Notable AI-Related Achievements at Duke
- Strategic Partnership with Microsoft: Duke University and Duke Health have entered a five-year strategic partnership with Microsoft to support AI applications in medicine. This collaboration aims to advance healthcare delivery, champion health equity, and pioneer advanced research.
- Duke AI Health Director Appointment: Michael Pencina, PhD, has been named Duke Health’s first Chief Data Scientist. This role is designed to create a strategic direction for AI and data science at Duke Health, emphasizing both academic and clinical missions.
- Inaugural Duke Symposium on Algorithmic Equity and Fairness in Health: Duke AI Health and the Duke University School of Nursing held the inaugural Duke Symposium on Algorithmic Equity and Fairness in Health, addressing algorithmic bias in healthcare and developing methods and interventions to promote equity in health and healthcare delivery.
- Deployment of AI Tool 'Copilot' for Microsoft 365: Duke Health has implemented 'Copilot' to enhance healthcare delivery. This AI tool is designed to integrate with Microsoft 365 to improve efficiency and patient care.

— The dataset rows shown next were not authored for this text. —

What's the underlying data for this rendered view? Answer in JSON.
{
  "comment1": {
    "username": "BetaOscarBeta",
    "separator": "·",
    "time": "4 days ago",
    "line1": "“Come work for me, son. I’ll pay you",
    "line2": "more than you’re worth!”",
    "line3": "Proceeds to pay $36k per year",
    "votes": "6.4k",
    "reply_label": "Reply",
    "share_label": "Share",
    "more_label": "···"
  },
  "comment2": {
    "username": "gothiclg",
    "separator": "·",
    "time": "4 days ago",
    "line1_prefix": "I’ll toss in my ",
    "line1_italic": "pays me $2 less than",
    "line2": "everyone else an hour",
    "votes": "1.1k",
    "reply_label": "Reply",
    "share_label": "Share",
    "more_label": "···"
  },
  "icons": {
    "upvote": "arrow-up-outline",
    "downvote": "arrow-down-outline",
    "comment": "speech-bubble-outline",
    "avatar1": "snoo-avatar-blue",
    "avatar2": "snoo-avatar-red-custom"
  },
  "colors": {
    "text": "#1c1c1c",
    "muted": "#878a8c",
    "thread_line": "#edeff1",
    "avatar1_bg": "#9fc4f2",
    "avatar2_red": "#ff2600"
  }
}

- Digital Pathology Initiative at Duke University: Duke's Department of Pathology has invested in a comprehensive digital pathology initiative to digitize all histopathology slides, allowing for AI-driven image analysis and improved diagnostic accuracy.

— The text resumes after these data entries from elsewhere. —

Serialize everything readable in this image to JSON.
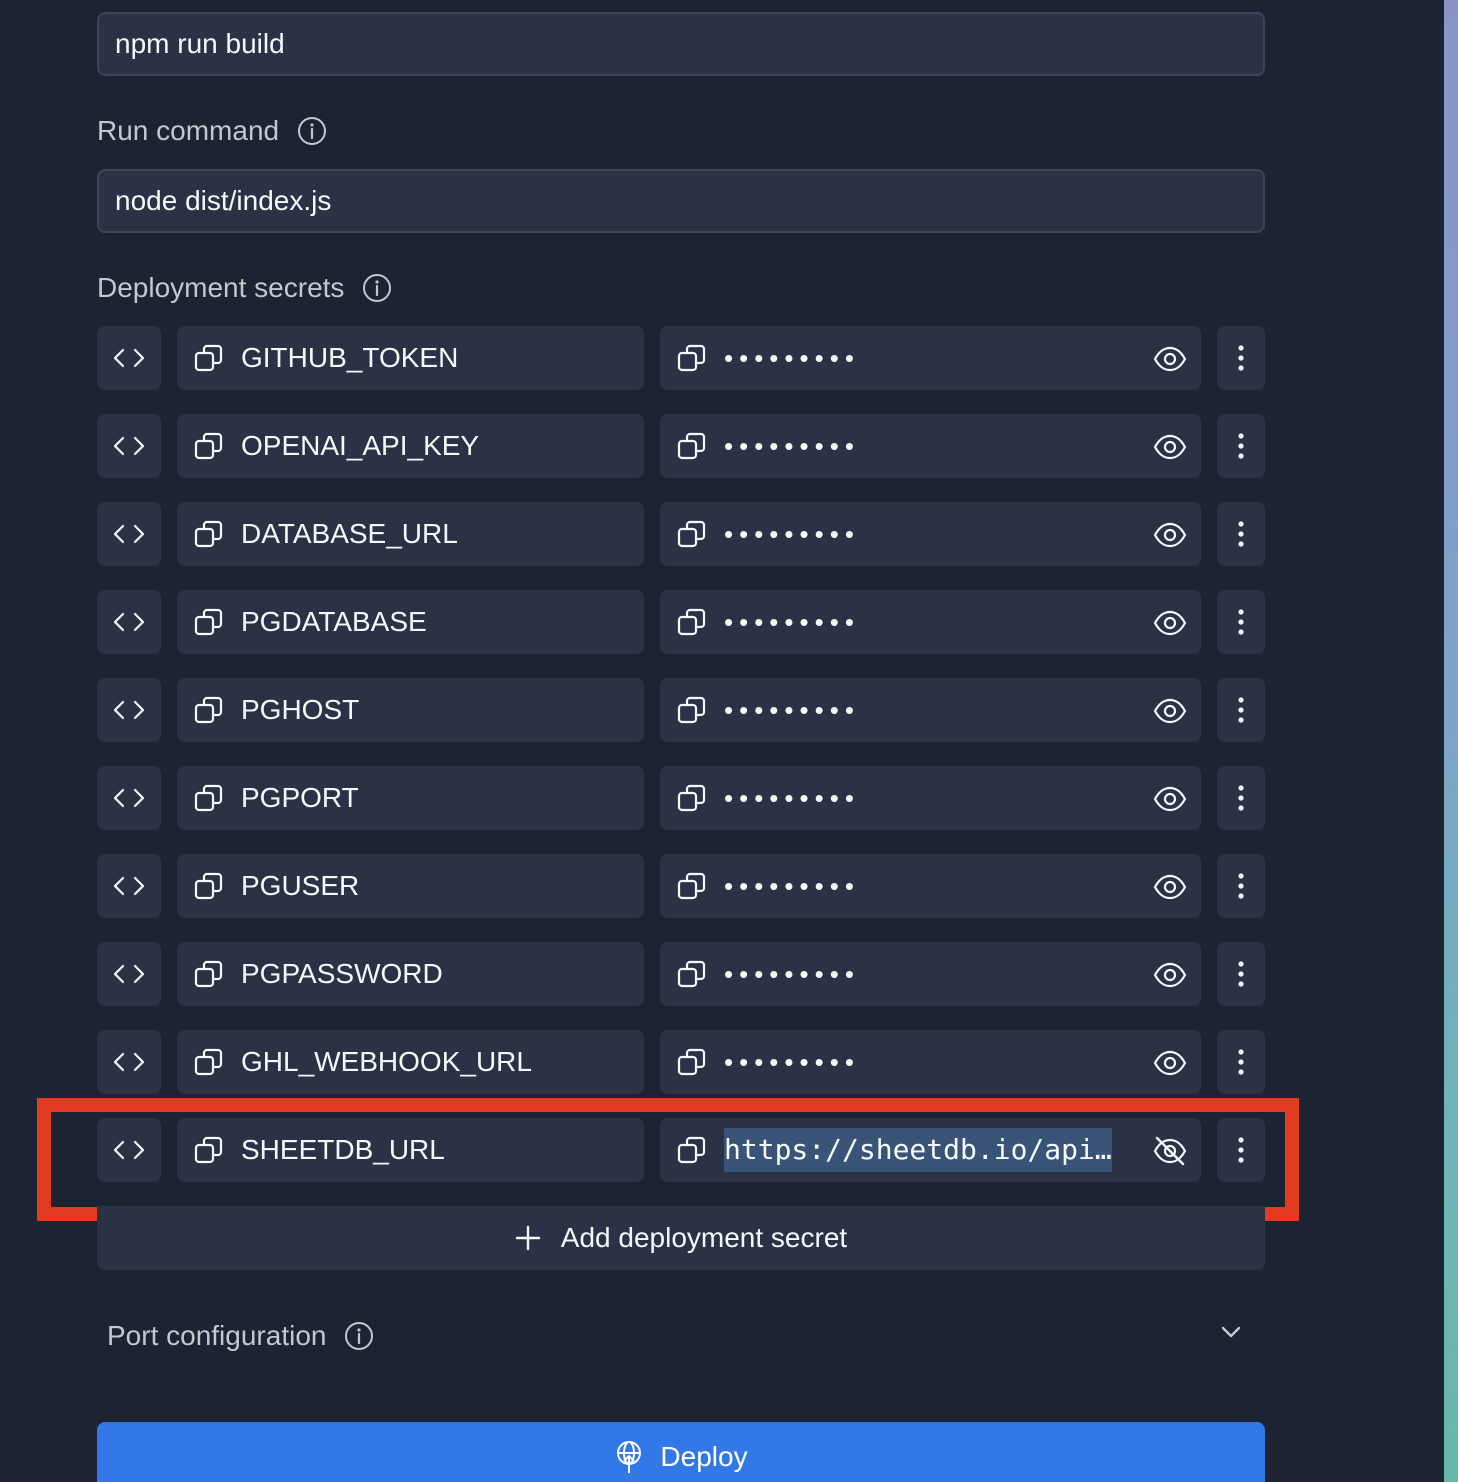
{
  "build_command": {
    "value": "npm run build"
  },
  "run_command": {
    "label": "Run command",
    "value": "node dist/index.js"
  },
  "deployment_secrets": {
    "label": "Deployment secrets",
    "items": [
      {
        "key": "GITHUB_TOKEN",
        "value": "•••••••••",
        "revealed": false
      },
      {
        "key": "OPENAI_API_KEY",
        "value": "•••••••••",
        "revealed": false
      },
      {
        "key": "DATABASE_URL",
        "value": "•••••••••",
        "revealed": false
      },
      {
        "key": "PGDATABASE",
        "value": "•••••••••",
        "revealed": false
      },
      {
        "key": "PGHOST",
        "value": "•••••••••",
        "revealed": false
      },
      {
        "key": "PGPORT",
        "value": "•••••••••",
        "revealed": false
      },
      {
        "key": "PGUSER",
        "value": "•••••••••",
        "revealed": false
      },
      {
        "key": "PGPASSWORD",
        "value": "•••••••••",
        "revealed": false
      },
      {
        "key": "GHL_WEBHOOK_URL",
        "value": "•••••••••",
        "revealed": false
      },
      {
        "key": "SHEETDB_URL",
        "value": "https://sheetdb.io/api/…",
        "revealed": true
      }
    ],
    "add_label": "Add deployment secret"
  },
  "port_configuration": {
    "label": "Port configuration"
  },
  "deploy_button": {
    "label": "Deploy"
  },
  "icons": {
    "info": "info-circle-icon",
    "code": "code-brackets-icon",
    "copy": "copy-icon",
    "eye": "eye-icon",
    "eye_off": "eye-off-icon",
    "menu": "vertical-dots-icon",
    "plus": "plus-icon",
    "chevron": "chevron-down-icon",
    "deploy": "deploy-globe-icon"
  },
  "colors": {
    "background": "#1c2333",
    "surface": "#2b3245",
    "highlight": "#e33b22",
    "primary": "#3278e6",
    "selection": "#3a5478"
  }
}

AI Publications by Duke’s Pathology Team
- Application of a Machine Learning Algorithm to Predict Malignancy in Thyroid Cytopathology: Led by Danielle Elliott Range, MD, this project is designed to assist pathologists in low-resource areas by using smartphone images of thyroid cytology specimens to classify thyroid nodules.
- Development of AI Tools for Kidney Disease: Laura Barisoni, MD, and her team have developed AI algorithms for the accurate and semi-automated assessment of kidney biopsies, which have the potential to revolutionize the diagnosis and management of kidney diseases.
- Algorithm for Thyroid Nodule Classification: Led by Danielle Elliott Range, MD, this project involves the application of a machine learning algorithm to predict malignancy in thyroid cytopathology. The tool assists pathologists in low-resource areas by using smartphone images to classify thyroid nodules.
- Digital Polarization Tool for Remote Diagnosis: Developed by Carolyn Glass, MD, PhD, this tool enhances the accuracy and accessibility of specimen analysis, particularly in remote settings.